Surface densities prewet a near-critical membrane

Significance Proteins capable of separating into three-dimensional liquid droplets in the cytoplasm and nuclei of cells sometimes assemble in a two-dimensional form at membranes. These surface densities, enriched in specific proteins and lipids, often play decisive roles in cell signaling and membrane organization. Here a theoretical approach suggests that surface densities resemble prewet surface phases held together through a combination of two-dimensional membrane-mediated forces and three-dimensional protein interactions. The emergent physics of these liquid surface phases enable their roles both as dynamic scaffolds and as cooperative switches that propagate signals between the membrane and bulk.

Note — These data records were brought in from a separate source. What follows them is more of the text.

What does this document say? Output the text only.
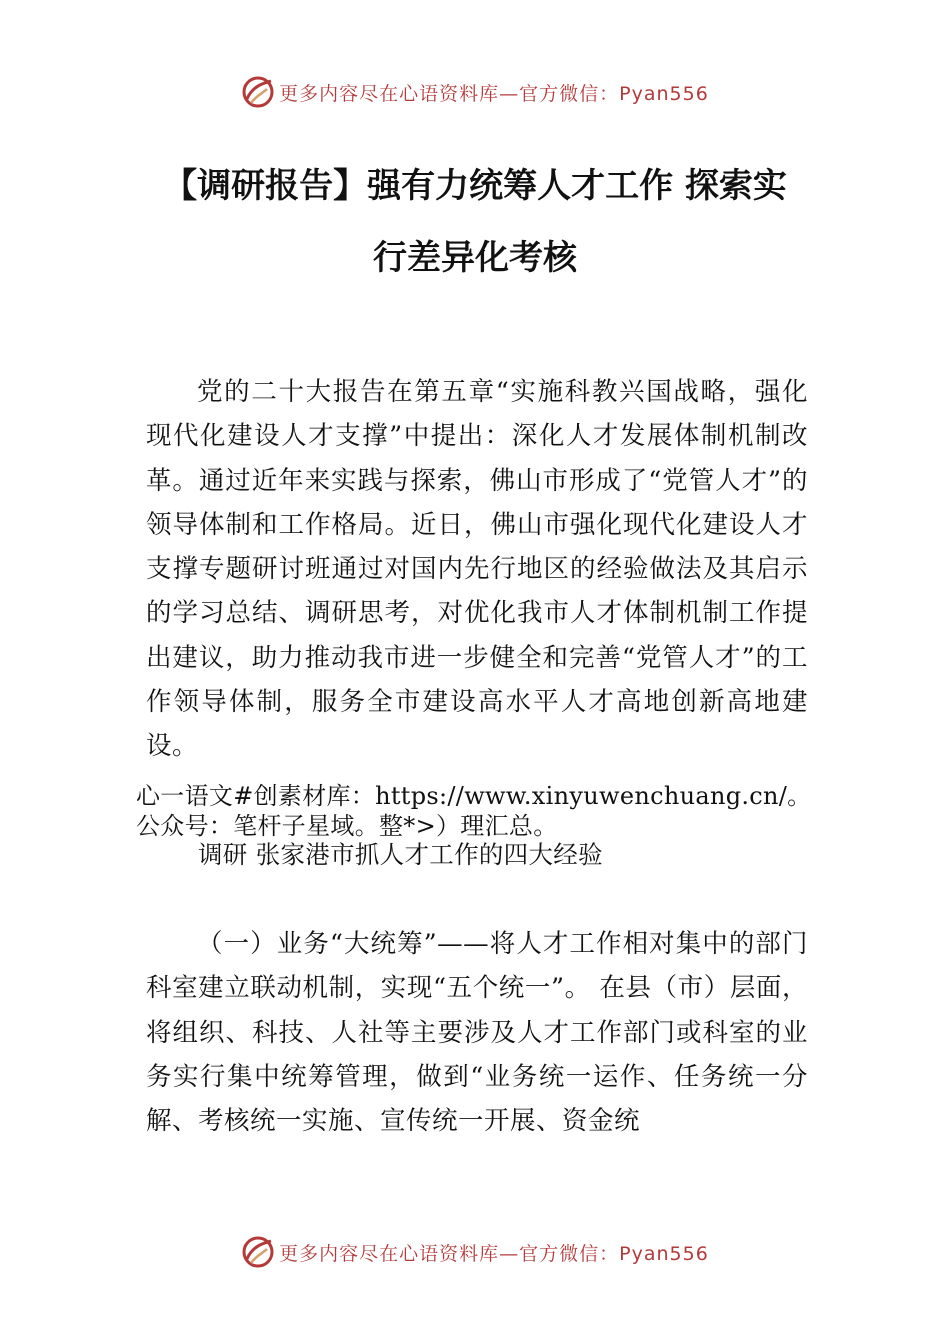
更多内容尽在心语资料库—官方微信：Pyan556
【调研报告】强有力统筹人才工作 探索实
行差异化考核

党的二十大报告在第五章“实施科教兴国战略，强化现代化建设人才支撑”中提出：深化人才发展体制机制改革。通过近年来实践与探索，佛山市形成了“党管人才”的领导体制和工作格局。近日，佛山市强化现代化建设人才支撑专题研讨班通过对国内先行地区的经验做法及其启示的学习总结、调研思考，对优化我市人才体制机制工作提出建议，助力推动我市进一步健全和完善“党管人才”的工作领导体制，服务全市建设高水平人才高地创新高地建设。

心一语文#创素材库：https://www.xinyuwenchuang.cn/。

公众号：笔杆子星域。整*>）理汇总。

调研 张家港市抓人才工作的四大经验

（一）业务“大统筹”——将人才工作相对集中的部门科室建立联动机制，实现“五个统一”。 在县（市）层面，将组织、科技、人社等主要涉及人才工作部门或科室的业务实行集中统筹管理，做到“业务统一运作、任务统一分解、考核统一实施、宣传统一开展、资金统

更多内容尽在心语资料库—官方微信：Pyan556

Recent work has highlighted roles for thermodynamic phase behavior in diverse cellular processes. Proteins and nucleic acids can phase separate into three-dimensional liquid droplets in the cytoplasm and nucleus and the plasma membrane of animal cells appears tuned close to a two-dimensional liquid–liquid critical point. In some examples, cytoplasmic proteins aggregate at plasma membrane domains, forming structures such as the postsynaptic density and diverse signaling clusters. Here we examine the physics of these surface densities, employing minimal simulations of polymers prone to phase separation coupled to an Ising membrane surface in conjunction with a complementary Landau theory. We argue that these surface densities are a phase reminiscent of prewetting, in which a molecularly thin three-dimensional liquid forms on a usually solid surface. However, in surface densities the solid surface is replaced by a membrane with an independent propensity to phase separate. We show that proximity to criticality in the membrane dramatically increases the parameter regime in which a prewetting-like transition occurs, leading to a broad region where coexisting surface phases can form even when a bulk phase is unstable. Our simulations naturally exhibit three-surface phase coexistence even though both the membrane and the polymer bulk only display two-phase coexistence on their own. We argue that the physics of these surface densities may be shared with diverse functional structures seen in eukaryotic cells.